George planned to return to the recording studio with Jeff Lynne in March 2001, but before that, his cancer returned, this time having spread to his lungs. He had another surgery in the spring in which part of one lung was removed, and then traveled to Switzerland for treatment with one of Europe’s best cancer specialists. While in Switzerland, he and Dhani continued to record new songs, and George worked hard to edit them because, knowing his time wasn’t long, he wanted them ready to put out if he died. Ringo had his last visit with George during this trip to Switzerland.
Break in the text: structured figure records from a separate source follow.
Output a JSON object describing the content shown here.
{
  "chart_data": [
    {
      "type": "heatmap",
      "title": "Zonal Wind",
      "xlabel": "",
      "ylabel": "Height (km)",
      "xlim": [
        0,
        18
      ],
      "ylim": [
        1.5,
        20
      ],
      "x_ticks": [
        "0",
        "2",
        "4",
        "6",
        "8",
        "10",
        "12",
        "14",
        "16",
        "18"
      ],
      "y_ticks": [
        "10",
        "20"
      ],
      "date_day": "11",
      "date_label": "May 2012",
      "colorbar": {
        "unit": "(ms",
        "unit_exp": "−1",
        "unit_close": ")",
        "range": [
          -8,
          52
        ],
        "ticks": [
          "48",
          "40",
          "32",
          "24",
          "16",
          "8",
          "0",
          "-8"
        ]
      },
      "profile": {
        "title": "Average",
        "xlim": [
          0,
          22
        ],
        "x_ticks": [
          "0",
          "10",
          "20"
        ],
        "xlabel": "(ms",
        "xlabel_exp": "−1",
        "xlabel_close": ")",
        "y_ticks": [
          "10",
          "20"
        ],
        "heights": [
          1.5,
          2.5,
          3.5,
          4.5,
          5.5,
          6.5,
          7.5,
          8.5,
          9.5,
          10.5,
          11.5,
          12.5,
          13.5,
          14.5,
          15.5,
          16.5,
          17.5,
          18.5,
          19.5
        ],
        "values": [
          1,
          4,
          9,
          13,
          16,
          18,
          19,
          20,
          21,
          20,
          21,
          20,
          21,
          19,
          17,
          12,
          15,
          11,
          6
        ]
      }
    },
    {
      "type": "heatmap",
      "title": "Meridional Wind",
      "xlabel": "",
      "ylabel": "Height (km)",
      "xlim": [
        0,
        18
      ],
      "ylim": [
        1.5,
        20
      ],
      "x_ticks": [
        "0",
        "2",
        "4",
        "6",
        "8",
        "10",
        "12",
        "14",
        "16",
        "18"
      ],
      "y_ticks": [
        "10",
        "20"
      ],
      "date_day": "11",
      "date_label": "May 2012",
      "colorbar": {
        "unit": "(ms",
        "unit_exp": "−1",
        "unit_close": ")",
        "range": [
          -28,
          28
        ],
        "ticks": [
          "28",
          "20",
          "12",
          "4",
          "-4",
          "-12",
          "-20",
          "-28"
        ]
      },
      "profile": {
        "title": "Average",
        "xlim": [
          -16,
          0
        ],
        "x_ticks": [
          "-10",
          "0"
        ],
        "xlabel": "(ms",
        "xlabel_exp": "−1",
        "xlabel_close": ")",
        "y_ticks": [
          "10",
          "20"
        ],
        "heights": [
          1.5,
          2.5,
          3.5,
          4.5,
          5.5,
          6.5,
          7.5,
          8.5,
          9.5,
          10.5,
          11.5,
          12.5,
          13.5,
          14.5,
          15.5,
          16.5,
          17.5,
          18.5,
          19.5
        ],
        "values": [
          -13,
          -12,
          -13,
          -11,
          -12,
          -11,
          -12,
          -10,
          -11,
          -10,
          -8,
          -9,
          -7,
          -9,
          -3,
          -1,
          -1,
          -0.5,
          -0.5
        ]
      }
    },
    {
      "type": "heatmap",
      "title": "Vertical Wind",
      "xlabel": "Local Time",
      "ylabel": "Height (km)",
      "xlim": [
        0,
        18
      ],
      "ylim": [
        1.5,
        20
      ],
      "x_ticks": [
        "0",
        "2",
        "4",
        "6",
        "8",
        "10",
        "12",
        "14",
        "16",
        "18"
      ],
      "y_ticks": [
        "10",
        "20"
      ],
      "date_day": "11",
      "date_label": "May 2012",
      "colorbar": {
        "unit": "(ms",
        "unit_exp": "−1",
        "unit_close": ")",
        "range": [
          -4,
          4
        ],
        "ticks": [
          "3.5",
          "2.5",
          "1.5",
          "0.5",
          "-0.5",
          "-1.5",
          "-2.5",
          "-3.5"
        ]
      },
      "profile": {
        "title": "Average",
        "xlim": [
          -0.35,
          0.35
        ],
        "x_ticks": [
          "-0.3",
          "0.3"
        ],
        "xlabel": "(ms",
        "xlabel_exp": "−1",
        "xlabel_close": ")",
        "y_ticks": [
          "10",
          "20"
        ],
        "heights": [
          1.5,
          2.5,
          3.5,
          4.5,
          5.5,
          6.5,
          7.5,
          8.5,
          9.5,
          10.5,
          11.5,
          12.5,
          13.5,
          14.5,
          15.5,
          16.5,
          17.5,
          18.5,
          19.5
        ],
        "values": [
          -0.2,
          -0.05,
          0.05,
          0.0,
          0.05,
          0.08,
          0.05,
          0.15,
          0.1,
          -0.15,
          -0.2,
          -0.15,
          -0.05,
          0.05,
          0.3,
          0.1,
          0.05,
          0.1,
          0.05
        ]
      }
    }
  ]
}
George’s condition continued to deteriorate, with the cancer spreading to his brain. He flew to New York for an experimental radiation treatment, and while there had his last visit from Paul, who said they it was as if the years had been “stripped back” to where George was like his baby brother again, that they held hands and laughed “just like nothing was going on” and said goodbye in a space of love and strength. In fact, George moved in mid-November 2001 for his last days to a house leased by Paul in Los Angeles, where he died on November 29, with Olivia, Dhani, and a few friends surrounding him with chants and prayers – a moment that Olivia described as being of “profound beauty…he longed to be with God.” His body was cremated within hours in a Hare Krishna service, and his ashes were scattered at the junction of India’s three most sacred rivers, Allahabad, and at the holy city of Benare, where George’s spiritual journey had begun.